Businesses that are interested in deploying explosion proof lights in their facility must understand the light’s classification requirements. Such units come with various ratings, depending on the type of hazardous location and gases/dust present in the applicable environment. Classifications are broken down into the following criteria: Class, Divisions and Groups. Article 500 in the National Electric Code defines the Class/Division classification (article 505 covers the Class/Zone):
• Class I, Div. 1 - Where ignitable concentrations of flammable gases, vapors or liquids are present continuously or frequently within the atmosphere under normal operation conditions.
• Class I, Div. 2 - Where ignitable concentrations of flammable gases, vapors, or liquids are present within the atmosphere under abnormal operating conditions.
• Class II, Div. 1 - Where ignitable concentrations of combustible dusts are present within the atmosphere under normal operation conditions.
• Class II, Div. 2 - Where ignitable concentrations of combustible dust are present within the atmosphere under abnormal operating conditions.
• Class III, Div. 1 - Where easily ignitable fibers or materials producing combustible flyings are present within the atmosphere under normal operation conditions.
• Class III, Div. 2 - Where easily ignitable fibers or materials producing combustible flyings are present within the atmosphere under abnormal operating conditions.

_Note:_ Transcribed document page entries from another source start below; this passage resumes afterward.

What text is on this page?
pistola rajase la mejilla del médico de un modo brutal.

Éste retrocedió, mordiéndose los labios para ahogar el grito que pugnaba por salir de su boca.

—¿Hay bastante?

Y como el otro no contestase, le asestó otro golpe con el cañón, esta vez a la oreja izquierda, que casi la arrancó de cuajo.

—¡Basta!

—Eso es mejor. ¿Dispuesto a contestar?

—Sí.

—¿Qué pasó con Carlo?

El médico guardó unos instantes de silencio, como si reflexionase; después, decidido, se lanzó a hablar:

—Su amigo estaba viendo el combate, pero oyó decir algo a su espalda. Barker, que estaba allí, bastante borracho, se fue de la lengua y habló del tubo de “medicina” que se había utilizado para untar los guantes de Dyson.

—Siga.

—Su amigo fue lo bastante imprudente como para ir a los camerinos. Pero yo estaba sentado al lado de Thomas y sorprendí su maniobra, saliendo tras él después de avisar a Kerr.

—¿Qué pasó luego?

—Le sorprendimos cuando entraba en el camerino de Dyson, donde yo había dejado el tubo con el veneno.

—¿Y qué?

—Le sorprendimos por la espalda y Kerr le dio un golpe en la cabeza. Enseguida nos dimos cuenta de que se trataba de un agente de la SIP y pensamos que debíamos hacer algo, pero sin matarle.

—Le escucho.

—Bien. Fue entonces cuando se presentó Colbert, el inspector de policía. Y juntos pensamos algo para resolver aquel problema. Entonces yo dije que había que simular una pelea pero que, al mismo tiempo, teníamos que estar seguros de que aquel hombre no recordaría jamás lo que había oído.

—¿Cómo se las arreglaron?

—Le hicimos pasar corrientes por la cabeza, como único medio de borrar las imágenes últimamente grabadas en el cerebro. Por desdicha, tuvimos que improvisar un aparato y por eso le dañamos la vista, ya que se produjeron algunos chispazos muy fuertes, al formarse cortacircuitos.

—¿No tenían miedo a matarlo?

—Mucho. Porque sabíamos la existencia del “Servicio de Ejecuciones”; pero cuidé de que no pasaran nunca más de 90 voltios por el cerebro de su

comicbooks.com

The group elaborates that the lights must meet the respective classification or a higher rated classification in order to ensure compliance. This condition is set forth in ANSI/NFPA 70:500.8(A)(2): “Equipment that has been identified for a Division 1 location shall be permitted in a Division 2 location of the same class, group, and temperature class.” In addition, the guidelines suggest that the operating temperature of the units must not be greater than the minimum combustible temperature of the hazardous gases present in the facility.
Types of explosion proof lights
In addition to complying with lighting classifications, businesses should also consider choosing explosion proof lights that are designed for the applicable working environment. For example, explosion proof LED string lights are mostly used for tank inspection and close work. Such equipment comes with a hook that attaches to bars and scaffolds. Explosion proof LED manhole lights can be found in storage tanks and ship tanks, where entry is limited to a 21-inch man-way opening. The circular unit is designed to rest on the lip of the opening while providing adequate lighting in the hazardous location.
Portable explosion proof lights in the form of handheld, wireless flashlights are applicable for on-the-go lighting requirements, or confined spaces with obstructions that limit the use of standard equipment. Such units usually run on rechargeable batteries and offer waterproof and non-slip grip features.
For large-scale operations, individuals may use explosion proof LED tank lights. The units are supported by a tripod or cart for easy transportation and setup. Such lighting options reach over 100-300 watts with an average of 20,000+ lumens. Majority of explosion proof lights also incorporate long explosion proof cords and plugs.